Movistar KOI setzt auf Kontinuität – und Ibai hat es mal wieder auf seine Art verraten. In einem Twitch-Stream mit SergioFFerra bestätigte er, dass das gesamte Lineup der vergangenen Saison zusammenbleibt. Keine großen Umbauten, keine Überraschungen, sondern ein Team, das die eigene Entwicklung fortsetzen soll und schon jetzt an den nächsten Schritt denkt.
Verlängerungen im Fokus – aber nicht für alle
Besonders spannend ist, dass MKOI nicht nur für 2026 plant, sondern schon darüber hinaus schaut. Spieler wie Jojopyun, Elyoya und Alvaro stehen im Mittelpunkt der Gespräche, genauso wie Head Coach Melzhet. Die Organisation will ihr Kernstück langfristig binden, auch wenn die Spieler laut Riot-Vertragsdatenbank ohnehin bis Ende der kommenden Saison unterschrieben haben.
Supa und Myrwn gehören im Moment nicht zu diesen Vertragsrunden. Das bedeutet nicht zwingend eine Veränderung, aber man spürt, dass MKOI im Aufbau eines stabilen, längerfristigen Kerns etwas selektiver geworden ist. Das passt auch zur Art, wie die Organisation die letzte Saison angegangen ist – ehrgeizig, aber deutlich strukturierter als früher.
Ein starkes Jahr bringt neues Selbstvertrauen
MKOI hat 2025 einen Sprung gemacht, den viele dem Team in dieser Form nicht zugetraut hätten. Mit Jojopyun im Midlane-Duo zur LEC-Spitze zu klettern, den Spring Split zu gewinnen und im Sommer wieder im Finale zu stehen, hat die Organisation in eine ganz andere Liga gehoben. Die Worlds-Qualifikation war der logische nächste Schritt, und auch wenn das Aus gegen T1 in der Swiss Stage bitter war, zeigte das Team, dass es auf der internationalen Bühne mithalten kann.

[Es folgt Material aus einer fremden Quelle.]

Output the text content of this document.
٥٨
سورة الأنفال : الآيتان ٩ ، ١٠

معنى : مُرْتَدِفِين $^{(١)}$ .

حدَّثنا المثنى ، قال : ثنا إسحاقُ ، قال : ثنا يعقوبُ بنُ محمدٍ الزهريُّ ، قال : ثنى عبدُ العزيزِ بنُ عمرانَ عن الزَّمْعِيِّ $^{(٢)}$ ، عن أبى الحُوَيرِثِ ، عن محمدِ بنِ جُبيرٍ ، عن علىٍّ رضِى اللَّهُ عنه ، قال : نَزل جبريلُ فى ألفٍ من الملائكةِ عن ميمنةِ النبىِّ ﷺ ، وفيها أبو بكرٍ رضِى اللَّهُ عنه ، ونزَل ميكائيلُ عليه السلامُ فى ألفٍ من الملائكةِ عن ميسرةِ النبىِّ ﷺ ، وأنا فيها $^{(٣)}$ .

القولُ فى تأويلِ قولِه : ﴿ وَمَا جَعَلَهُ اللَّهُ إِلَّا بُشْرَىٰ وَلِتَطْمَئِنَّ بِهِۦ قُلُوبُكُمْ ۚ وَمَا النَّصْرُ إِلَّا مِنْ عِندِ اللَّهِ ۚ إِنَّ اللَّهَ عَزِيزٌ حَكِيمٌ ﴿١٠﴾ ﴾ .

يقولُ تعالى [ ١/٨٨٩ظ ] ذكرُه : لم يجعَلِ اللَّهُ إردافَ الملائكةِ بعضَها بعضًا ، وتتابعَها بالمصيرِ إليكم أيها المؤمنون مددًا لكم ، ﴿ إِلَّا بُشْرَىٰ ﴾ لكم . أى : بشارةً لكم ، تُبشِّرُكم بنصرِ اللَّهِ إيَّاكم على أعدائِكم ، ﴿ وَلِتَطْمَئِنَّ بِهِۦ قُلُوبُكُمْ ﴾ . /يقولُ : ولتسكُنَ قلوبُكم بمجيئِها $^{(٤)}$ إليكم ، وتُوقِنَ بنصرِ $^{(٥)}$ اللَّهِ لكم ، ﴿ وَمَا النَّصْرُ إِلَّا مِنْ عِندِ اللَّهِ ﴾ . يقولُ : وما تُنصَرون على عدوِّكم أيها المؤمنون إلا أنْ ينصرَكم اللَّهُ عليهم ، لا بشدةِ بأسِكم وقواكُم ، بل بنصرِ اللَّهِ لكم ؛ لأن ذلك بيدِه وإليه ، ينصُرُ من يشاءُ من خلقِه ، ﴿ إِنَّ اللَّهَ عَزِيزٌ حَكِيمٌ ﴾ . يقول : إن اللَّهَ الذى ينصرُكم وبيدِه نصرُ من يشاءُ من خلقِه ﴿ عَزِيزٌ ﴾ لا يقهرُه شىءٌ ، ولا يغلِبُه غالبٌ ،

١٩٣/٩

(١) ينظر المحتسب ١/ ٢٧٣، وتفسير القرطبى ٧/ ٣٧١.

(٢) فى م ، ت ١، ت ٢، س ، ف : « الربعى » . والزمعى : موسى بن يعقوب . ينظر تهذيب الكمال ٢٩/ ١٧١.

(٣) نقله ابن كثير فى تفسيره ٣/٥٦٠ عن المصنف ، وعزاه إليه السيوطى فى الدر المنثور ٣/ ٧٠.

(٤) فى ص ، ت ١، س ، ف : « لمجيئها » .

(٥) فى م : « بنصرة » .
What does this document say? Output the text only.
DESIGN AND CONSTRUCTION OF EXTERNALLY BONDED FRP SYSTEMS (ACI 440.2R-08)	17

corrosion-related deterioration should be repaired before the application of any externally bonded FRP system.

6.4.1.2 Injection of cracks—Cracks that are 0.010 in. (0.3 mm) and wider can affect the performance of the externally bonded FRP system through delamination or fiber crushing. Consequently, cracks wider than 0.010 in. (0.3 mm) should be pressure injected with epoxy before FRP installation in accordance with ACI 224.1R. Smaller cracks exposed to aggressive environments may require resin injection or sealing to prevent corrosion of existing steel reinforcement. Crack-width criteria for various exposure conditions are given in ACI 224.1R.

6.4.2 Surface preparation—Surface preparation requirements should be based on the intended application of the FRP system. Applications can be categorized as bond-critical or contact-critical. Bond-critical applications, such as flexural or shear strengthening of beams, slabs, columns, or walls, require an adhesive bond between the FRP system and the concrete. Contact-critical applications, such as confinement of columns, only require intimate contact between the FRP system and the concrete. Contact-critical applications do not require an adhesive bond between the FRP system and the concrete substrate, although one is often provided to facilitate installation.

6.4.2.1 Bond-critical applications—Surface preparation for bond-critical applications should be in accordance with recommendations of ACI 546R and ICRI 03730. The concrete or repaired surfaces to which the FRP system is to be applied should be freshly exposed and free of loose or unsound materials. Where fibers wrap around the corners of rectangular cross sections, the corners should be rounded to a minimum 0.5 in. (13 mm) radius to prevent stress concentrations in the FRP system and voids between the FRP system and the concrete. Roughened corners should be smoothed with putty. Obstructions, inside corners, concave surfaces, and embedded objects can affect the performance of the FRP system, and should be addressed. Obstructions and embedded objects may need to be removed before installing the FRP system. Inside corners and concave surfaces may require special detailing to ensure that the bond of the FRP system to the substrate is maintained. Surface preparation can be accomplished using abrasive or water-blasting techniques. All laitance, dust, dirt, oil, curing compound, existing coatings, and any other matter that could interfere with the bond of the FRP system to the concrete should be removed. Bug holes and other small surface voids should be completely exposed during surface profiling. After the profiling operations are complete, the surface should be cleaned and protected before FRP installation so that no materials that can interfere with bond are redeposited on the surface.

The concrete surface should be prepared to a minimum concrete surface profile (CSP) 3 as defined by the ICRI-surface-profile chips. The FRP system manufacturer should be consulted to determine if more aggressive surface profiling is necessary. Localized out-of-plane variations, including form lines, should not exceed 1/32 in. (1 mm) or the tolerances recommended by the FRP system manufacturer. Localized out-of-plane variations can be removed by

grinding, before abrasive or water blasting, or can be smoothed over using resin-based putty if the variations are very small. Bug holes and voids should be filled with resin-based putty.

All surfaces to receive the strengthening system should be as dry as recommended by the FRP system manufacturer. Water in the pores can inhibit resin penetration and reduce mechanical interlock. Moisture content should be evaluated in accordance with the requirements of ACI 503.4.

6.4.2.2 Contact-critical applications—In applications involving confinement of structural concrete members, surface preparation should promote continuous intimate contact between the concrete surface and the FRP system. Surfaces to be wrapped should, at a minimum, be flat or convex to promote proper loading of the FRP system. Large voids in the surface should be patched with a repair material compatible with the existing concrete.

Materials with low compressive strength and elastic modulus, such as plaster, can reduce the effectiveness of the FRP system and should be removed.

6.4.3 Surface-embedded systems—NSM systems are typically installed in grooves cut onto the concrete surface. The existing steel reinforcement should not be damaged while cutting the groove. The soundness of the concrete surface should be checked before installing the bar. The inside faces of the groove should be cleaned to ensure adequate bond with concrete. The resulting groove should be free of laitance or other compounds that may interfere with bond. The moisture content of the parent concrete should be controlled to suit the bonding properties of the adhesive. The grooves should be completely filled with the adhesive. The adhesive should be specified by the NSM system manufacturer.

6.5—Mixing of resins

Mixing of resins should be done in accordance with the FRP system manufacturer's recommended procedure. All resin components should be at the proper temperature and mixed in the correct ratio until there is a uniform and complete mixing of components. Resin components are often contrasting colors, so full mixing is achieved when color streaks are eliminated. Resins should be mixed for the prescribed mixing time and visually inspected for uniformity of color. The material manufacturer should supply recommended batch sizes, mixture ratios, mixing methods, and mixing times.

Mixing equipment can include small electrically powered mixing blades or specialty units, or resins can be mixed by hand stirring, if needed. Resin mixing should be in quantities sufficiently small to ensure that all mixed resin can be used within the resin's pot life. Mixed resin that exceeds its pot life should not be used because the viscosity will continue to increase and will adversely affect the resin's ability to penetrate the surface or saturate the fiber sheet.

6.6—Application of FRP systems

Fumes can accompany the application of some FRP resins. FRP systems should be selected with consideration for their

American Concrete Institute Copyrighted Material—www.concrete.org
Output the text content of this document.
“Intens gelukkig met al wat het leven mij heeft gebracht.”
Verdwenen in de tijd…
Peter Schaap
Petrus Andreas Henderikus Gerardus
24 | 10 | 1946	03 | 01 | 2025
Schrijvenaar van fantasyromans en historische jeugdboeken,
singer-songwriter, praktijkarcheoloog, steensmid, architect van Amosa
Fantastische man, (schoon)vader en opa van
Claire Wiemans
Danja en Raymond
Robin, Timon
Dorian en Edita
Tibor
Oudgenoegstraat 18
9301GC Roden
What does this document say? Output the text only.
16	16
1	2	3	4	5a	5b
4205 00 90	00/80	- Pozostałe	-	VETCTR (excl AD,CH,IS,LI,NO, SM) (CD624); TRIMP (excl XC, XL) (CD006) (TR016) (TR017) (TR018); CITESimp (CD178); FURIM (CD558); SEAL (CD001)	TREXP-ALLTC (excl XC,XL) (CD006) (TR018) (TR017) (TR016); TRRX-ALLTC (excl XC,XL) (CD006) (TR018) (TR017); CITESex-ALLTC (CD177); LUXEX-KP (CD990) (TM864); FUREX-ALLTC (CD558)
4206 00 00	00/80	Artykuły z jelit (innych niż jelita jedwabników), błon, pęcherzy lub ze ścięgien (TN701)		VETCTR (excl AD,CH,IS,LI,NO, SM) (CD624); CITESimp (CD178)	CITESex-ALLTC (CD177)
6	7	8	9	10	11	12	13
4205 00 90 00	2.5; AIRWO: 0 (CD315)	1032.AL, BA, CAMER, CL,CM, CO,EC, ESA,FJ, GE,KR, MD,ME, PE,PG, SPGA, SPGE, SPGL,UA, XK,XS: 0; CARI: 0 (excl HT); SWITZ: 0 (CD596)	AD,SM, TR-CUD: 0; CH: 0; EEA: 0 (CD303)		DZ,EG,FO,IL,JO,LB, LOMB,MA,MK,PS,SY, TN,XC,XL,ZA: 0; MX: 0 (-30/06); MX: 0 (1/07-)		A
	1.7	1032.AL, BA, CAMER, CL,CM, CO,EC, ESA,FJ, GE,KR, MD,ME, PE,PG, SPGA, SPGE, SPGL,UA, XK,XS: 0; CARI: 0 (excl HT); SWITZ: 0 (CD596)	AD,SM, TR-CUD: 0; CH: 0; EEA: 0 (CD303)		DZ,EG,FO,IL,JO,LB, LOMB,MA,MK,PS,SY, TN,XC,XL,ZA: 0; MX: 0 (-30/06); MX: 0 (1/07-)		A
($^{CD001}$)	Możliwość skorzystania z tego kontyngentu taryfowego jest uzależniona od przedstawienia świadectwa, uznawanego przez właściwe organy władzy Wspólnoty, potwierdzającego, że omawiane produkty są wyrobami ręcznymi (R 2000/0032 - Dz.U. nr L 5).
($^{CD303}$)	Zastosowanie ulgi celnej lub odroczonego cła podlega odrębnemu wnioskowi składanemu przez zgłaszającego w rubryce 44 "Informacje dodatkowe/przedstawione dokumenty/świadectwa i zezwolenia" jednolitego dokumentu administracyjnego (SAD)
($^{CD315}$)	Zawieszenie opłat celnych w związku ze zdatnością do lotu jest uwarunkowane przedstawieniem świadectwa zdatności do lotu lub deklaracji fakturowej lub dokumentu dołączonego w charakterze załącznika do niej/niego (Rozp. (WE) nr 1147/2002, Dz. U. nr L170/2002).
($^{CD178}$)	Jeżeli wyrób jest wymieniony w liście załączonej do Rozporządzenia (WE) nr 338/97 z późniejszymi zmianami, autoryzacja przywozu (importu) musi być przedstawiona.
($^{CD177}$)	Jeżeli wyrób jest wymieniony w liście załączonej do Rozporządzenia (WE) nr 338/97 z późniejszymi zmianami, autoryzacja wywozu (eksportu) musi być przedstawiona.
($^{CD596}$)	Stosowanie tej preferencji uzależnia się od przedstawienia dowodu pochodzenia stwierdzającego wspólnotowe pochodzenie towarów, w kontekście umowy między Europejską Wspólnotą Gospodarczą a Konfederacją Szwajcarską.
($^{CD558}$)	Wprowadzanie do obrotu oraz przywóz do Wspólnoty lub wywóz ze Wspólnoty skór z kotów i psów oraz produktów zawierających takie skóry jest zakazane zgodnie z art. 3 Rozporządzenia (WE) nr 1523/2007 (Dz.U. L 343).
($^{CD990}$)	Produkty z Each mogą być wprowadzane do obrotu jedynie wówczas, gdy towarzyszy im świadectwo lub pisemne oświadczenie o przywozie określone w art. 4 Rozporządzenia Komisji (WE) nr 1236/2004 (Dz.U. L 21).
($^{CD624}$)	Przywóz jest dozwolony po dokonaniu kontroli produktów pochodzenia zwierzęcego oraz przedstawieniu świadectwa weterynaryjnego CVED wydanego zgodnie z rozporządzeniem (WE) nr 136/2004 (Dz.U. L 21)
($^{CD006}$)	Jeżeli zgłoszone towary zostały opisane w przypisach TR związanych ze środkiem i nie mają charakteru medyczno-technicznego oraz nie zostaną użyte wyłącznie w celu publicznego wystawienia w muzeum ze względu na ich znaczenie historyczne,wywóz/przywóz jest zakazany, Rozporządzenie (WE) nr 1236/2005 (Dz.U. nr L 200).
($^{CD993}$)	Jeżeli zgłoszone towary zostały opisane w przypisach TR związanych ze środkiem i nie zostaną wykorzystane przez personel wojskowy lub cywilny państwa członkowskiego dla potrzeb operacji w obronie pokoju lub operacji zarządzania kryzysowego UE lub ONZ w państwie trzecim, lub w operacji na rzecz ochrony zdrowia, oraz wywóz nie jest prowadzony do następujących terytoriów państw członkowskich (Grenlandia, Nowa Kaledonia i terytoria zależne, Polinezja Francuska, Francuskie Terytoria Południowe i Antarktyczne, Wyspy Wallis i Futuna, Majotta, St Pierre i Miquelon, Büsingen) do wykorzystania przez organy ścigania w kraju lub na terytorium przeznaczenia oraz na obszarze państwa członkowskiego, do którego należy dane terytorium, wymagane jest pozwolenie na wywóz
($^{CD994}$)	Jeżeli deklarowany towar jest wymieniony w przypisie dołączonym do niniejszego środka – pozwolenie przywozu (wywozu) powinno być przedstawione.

Diese Energie will man mitnehmen. Kontinuität fühlt sich bei MKOI gerade nicht nach Stillstand an, sondern nach einem Moment, in dem man sagt: „Das hier funktioniert – lasst uns darauf aufbauen.“
Ausbau der Struktur: Mehr Coaching, mehr Talent, klare Richtung
Neben dem Rosterbau kündigte Ibai auch an, dass MKOI sein Coaching Staff erweitern will. Zwei zusätzliche Coaches sollen dazu kommen und das Team breiter aufstellen – ein Schritt, der im modernen LoL-Esport fast schon Pflicht geworden ist, wenn man mit den Topteams mithalten will.
Noch spannender ist der Blick auf die Nachwuchsförderung. KOI Fénix bleibt das Herzstück der Academy, spielt weiter im spanischen Tier-Two-Bereich, bekommt aber Verstärkung durch ein drittes Team, das im Tier-Three-Ökosystem integriert wird. Das erinnert stark an Karmine Corp, die genau mit diesem Doppelmodell in Frankreich langfristig Erfolg aufgebaut haben. MKOI orientiert sich an Strukturen, die in Europa bereits funktionieren – und kopiert sie nicht blind, sondern setzt sie in Spanien in ein eigenes System um.
Eine LEC im Umbruch – und MKOI mitten drin
Während MKOI auf Stabilität setzt, verändert die LEC für die kommende Season einiges. Der Winter Split fällt weg, dafür kommt LEC Versus, ein neues Turnier mit zwei ERL-Teams: Los Ratones und Karmine Corp Blue. Der Sieger wird Europas Vertreter beim First Stand – ein Format, das die Verbindung zwischen Tier One und Tier Two enger knüpfen soll.
Für MKOI bedeutet das: ein starkes Roster, ein ausgebautes Staff, zwei Academy-Teams und eine Liga, die sich neu definiert. Genau der Moment, in dem ein stabiles Fundament wichtiger ist als ein hektischer Umbruch – und den Ibai jetzt klar gesetzt hat.